Je regrette que papa ne puisse pas connaître la femme que je suis devenue. A 20 ans, il a quitté une jeune hard-rockeuse au chômage qui ne savait pas ce qu’elle allait faire de sa vie… Vraiment pas de quoi être fier…
Aujourd’hui, j’aimerais pouvoir le rassurer, lui présenter l’homme que j’aime et avec qui il se serait bien entendu, j’aimerais lui montrer notre maison et l’endroit où nous vivons, il l’aurait apprécié, j’aimerais qu’il lise mes romans et avoir son avis, j’aimerais aller à nouveau me promener avec lui et débattre sur la nature et peut-être lui apprendre des choses à mon tour, j’aimerais lui raconter mes voyages et lui montrer mes photos, j’aimerais lui parler de mon boulot… J’aimerais lire la fierté dans ses yeux quand il me regarde…
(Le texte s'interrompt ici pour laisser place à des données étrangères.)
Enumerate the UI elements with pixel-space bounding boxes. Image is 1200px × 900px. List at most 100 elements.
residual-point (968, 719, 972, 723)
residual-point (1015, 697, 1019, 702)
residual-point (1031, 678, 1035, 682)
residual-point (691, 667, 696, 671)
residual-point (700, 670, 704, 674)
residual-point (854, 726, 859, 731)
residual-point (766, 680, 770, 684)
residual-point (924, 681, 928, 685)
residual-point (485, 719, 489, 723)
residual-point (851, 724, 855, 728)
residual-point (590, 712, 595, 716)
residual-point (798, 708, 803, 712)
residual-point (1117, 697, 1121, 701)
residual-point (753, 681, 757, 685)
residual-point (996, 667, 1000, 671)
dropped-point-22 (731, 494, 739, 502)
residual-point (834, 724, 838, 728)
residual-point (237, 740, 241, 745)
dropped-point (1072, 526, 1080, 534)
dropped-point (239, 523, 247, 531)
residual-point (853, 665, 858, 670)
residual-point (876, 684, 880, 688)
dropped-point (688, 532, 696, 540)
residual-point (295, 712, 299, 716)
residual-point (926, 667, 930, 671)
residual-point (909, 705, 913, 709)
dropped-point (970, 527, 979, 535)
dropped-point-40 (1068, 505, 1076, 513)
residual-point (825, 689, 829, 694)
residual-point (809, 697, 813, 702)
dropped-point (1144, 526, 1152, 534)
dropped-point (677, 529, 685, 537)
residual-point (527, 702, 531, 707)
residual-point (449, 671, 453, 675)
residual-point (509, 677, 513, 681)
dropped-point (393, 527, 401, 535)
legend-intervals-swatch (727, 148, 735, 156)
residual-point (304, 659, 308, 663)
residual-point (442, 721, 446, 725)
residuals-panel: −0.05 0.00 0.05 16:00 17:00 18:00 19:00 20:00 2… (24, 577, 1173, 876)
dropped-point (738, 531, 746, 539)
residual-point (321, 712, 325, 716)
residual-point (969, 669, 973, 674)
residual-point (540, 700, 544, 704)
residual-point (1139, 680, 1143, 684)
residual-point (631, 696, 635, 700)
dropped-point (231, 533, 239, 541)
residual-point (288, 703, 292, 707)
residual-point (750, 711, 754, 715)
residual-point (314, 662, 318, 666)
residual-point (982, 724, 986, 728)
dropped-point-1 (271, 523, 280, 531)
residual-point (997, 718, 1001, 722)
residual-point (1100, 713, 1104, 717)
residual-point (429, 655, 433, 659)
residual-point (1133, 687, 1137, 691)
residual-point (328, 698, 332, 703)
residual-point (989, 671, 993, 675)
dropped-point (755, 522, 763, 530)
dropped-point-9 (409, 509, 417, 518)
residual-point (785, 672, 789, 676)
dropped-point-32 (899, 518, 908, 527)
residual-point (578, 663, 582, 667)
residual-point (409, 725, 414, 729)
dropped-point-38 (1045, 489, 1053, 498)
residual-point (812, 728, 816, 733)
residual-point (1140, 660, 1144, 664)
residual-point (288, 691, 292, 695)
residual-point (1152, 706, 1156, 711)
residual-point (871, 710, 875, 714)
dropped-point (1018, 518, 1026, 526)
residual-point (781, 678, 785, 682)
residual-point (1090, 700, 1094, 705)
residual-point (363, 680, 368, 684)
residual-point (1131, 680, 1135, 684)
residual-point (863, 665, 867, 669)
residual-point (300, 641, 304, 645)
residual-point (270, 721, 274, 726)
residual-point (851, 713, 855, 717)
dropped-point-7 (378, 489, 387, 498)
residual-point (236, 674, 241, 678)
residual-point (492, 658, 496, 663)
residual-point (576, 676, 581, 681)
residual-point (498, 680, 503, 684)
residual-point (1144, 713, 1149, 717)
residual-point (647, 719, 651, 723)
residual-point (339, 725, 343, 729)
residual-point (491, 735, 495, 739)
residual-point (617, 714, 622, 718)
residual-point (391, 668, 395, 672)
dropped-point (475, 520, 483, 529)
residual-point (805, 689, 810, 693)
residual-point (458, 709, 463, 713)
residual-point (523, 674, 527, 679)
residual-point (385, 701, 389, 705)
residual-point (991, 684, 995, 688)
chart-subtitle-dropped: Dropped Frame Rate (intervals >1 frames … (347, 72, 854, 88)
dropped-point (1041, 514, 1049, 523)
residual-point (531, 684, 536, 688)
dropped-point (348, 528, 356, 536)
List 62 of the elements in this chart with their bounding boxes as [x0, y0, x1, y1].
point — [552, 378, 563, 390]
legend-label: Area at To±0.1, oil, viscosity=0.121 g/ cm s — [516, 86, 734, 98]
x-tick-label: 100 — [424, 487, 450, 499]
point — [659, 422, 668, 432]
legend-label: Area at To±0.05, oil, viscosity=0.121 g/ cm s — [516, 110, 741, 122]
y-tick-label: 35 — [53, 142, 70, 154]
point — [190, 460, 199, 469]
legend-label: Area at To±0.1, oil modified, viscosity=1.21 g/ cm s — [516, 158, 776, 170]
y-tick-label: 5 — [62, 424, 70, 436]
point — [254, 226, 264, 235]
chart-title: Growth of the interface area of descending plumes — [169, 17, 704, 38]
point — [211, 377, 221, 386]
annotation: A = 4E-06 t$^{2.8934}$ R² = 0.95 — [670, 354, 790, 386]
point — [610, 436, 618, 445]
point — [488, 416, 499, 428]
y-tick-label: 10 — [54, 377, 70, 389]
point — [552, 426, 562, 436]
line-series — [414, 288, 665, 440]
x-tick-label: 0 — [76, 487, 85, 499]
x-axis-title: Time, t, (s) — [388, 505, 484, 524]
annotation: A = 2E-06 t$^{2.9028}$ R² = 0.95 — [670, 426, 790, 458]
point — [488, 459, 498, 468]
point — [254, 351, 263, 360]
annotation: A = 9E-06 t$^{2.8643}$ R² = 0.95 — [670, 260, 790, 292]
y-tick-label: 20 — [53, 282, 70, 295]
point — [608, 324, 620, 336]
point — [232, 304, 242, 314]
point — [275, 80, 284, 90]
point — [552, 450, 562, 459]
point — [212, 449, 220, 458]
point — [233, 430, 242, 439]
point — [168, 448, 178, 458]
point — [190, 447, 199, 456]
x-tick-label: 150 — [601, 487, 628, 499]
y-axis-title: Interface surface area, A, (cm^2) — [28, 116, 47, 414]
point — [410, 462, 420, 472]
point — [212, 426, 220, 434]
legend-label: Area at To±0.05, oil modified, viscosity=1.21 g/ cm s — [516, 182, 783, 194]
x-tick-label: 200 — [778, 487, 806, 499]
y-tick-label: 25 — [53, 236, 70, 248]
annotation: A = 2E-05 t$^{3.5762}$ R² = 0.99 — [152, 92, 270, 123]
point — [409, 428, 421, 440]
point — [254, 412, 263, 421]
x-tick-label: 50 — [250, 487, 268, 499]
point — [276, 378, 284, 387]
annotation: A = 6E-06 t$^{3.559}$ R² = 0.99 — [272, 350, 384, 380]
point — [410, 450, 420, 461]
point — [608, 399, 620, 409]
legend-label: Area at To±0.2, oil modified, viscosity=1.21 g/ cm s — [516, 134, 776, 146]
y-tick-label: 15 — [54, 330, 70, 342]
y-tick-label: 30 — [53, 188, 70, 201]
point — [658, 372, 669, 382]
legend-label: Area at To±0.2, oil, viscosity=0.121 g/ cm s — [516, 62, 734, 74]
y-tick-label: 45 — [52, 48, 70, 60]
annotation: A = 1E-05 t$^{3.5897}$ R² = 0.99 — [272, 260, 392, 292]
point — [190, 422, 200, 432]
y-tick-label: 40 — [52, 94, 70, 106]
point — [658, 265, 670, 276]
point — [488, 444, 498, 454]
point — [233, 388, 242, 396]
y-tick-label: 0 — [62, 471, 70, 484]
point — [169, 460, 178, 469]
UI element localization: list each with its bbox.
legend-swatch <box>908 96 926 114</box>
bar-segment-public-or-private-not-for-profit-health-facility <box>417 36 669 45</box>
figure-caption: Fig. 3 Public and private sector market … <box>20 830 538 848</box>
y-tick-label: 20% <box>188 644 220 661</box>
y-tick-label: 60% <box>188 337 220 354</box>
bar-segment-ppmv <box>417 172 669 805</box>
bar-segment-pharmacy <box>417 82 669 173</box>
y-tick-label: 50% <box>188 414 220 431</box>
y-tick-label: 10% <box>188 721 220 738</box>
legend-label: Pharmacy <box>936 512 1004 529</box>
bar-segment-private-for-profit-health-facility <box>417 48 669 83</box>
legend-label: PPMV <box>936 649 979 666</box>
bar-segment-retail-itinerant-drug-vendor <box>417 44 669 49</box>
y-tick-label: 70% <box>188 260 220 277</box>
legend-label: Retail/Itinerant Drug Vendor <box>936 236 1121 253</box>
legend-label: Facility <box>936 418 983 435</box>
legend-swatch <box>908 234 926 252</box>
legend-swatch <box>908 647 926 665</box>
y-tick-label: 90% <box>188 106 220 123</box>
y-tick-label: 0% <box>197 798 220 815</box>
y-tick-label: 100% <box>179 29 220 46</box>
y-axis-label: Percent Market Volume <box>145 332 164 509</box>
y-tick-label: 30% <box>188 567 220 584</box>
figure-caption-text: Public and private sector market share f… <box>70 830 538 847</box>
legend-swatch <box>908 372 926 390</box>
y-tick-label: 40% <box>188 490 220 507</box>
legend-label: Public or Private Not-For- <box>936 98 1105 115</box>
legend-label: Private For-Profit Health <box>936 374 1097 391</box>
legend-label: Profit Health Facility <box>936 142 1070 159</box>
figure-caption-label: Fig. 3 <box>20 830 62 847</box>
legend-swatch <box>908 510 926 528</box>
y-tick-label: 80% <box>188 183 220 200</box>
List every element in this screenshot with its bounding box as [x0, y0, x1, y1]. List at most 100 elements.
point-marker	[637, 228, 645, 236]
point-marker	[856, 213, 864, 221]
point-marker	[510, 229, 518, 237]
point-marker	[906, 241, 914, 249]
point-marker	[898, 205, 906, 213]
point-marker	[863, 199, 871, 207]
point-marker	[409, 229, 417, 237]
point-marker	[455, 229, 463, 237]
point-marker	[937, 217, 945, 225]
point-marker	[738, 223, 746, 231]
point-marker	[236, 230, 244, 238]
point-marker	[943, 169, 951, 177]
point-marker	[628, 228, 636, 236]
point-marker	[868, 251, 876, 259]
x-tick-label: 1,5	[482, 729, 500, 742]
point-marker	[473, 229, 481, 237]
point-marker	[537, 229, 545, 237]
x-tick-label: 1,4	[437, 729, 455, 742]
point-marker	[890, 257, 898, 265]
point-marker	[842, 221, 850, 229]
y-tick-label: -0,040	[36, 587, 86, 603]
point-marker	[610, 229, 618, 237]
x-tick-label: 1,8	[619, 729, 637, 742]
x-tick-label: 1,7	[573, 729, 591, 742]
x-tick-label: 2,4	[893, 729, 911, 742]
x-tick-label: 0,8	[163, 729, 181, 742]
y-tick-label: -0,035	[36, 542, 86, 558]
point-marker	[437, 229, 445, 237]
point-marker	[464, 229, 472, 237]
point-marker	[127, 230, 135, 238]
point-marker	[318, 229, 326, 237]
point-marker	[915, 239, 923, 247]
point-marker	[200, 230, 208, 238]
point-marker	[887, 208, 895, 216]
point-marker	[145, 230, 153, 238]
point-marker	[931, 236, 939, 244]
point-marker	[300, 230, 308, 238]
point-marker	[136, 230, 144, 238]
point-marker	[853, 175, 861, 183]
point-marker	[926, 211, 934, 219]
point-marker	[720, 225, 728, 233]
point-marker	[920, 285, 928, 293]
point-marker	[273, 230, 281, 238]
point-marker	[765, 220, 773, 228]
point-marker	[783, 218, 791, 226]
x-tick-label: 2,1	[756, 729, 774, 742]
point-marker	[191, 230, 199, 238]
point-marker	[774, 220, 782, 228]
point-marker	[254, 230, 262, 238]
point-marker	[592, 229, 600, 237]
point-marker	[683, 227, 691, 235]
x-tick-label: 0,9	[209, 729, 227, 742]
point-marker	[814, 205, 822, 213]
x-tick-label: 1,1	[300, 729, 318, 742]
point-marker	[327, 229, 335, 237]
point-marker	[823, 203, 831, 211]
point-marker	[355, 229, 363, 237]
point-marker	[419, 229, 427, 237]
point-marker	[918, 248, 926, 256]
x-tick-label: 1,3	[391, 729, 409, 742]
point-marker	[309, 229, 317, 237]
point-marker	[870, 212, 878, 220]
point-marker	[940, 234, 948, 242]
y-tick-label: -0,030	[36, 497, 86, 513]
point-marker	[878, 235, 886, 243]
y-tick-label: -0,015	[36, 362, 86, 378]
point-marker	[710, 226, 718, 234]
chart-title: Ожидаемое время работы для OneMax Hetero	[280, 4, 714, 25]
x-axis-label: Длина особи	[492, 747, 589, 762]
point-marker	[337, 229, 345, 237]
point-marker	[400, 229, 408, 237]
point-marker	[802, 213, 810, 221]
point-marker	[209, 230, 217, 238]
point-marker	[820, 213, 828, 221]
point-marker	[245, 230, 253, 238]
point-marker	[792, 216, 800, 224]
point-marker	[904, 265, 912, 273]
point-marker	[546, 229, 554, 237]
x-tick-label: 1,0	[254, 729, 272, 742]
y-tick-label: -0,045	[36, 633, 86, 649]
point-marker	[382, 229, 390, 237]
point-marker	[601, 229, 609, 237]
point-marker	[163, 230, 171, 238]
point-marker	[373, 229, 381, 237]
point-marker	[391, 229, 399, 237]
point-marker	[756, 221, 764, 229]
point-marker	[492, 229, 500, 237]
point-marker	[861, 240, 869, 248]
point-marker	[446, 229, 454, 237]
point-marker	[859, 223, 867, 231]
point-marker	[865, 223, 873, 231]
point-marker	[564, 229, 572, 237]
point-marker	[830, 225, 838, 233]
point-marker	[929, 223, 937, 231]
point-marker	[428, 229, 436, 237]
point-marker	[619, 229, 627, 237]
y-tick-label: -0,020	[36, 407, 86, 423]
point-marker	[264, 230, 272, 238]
Bien sûr, cette fierté, je la lis dans les yeux de maman et c’est déjà beaucoup. Mais ça ne m’empêche pas de souhaiter que papa, là où il est, me voit et soit rassuré.
Ma seule consolation, c'est la dernière chose que je lui ai dite, avant qu’il ne sombre définitivement dans le coma : « on t’aime tous papa ». Il m’a répondu : « moi aussi je vous aime tous » et puis c’est tout… L’essentiel était dit.
Aujourd’hui, je rajouterai : « Tu me manques, papa. Plus que jamais. Repose en paix » …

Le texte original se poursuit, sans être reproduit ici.